Writer adaptation for offline text recognition: An exploration of neural network-based methods
Tobias van der Werff, Maruf A. Dhali, Lambert Schomaker

TL;DR
This paper investigates neural network-based methods to adapt offline handwritten text recognition models to new writers using few examples, comparing meta-learning and writer codes, and analyzing their effectiveness and limitations.
Contribution
It introduces an HTR-specific meta-learning approach (MetaHTR) and evaluates writer adaptation techniques, highlighting their strengths and computational challenges.
Findings
MetaHTR improves WER by 1.4 to 2.0 over baseline.
Writer adaptation reduces WER by 0.2 to 0.7.
Writer codes did not improve recognition performance.
Abstract
Handwriting recognition has seen significant success with the use of deep learning. However, a persistent shortcoming of neural networks is that they are not well-equipped to deal with shifting data distributions.
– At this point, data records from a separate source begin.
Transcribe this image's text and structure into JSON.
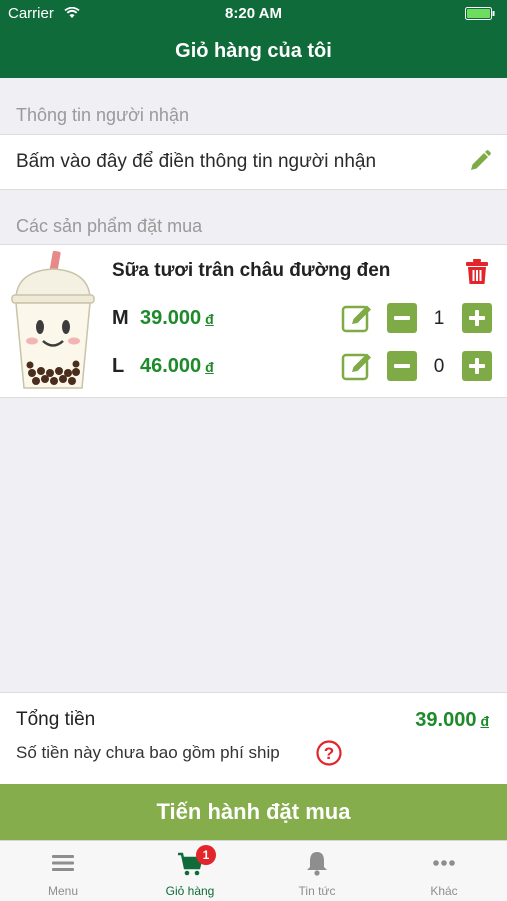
{
  "status_bar": {
    "carrier": "Carrier",
    "time": "8:20 AM"
  },
  "nav": {
    "title": "Giỏ hàng của tôi"
  },
  "recipient_section": {
    "header": "Thông tin người nhận",
    "prompt": "Bấm vào đây để điền thông tin người nhận"
  },
  "products_section": {
    "header": "Các sản phẩm đặt mua"
  },
  "product": {
    "name": "Sữa tươi trân châu đường đen",
    "sizes": [
      {
        "label": "M",
        "price": "39.000",
        "currency": "đ",
        "quantity": "1"
      },
      {
        "label": "L",
        "price": "46.000",
        "currency": "đ",
        "quantity": "0"
      }
    ]
  },
  "summary": {
    "total_label": "Tổng tiền",
    "total_value": "39.000",
    "currency": "đ",
    "ship_note": "Số tiền này chưa bao gồm phí ship"
  },
  "checkout": {
    "label": "Tiến hành đặt mua"
  },
  "tabs": [
    {
      "label": "Menu",
      "icon": "menu-icon"
    },
    {
      "label": "Giỏ hàng",
      "icon": "cart-icon",
      "badge": "1"
    },
    {
      "label": "Tin tức",
      "icon": "bell-icon"
    },
    {
      "label": "Khác",
      "icon": "more-icon"
    }
  ],
  "colors": {
    "brand": "#0f6b3a",
    "accent": "#85ad4b",
    "price": "#1e8b2b",
    "danger": "#e3242b"
  }
}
In the field of handwritten text recognition (HTR), this shows itself in poor recognition accuracy for writers that are not similar to those seen during training. An ideal HTR model should be adaptive to new writing styles in order to handle the vast amount of possible writing styles. In this paper, we explore how HTR models can be made writer adaptive by using only a handful of examples from a new writer (e.g., 16 examples) for adaptation. Two HTR architectures are used as base models, using a ResNet backbone along with either an LSTM or Transformer sequence decoder. Using these base models, two methods are considered to make them writer adaptive: 1) model-agnostic…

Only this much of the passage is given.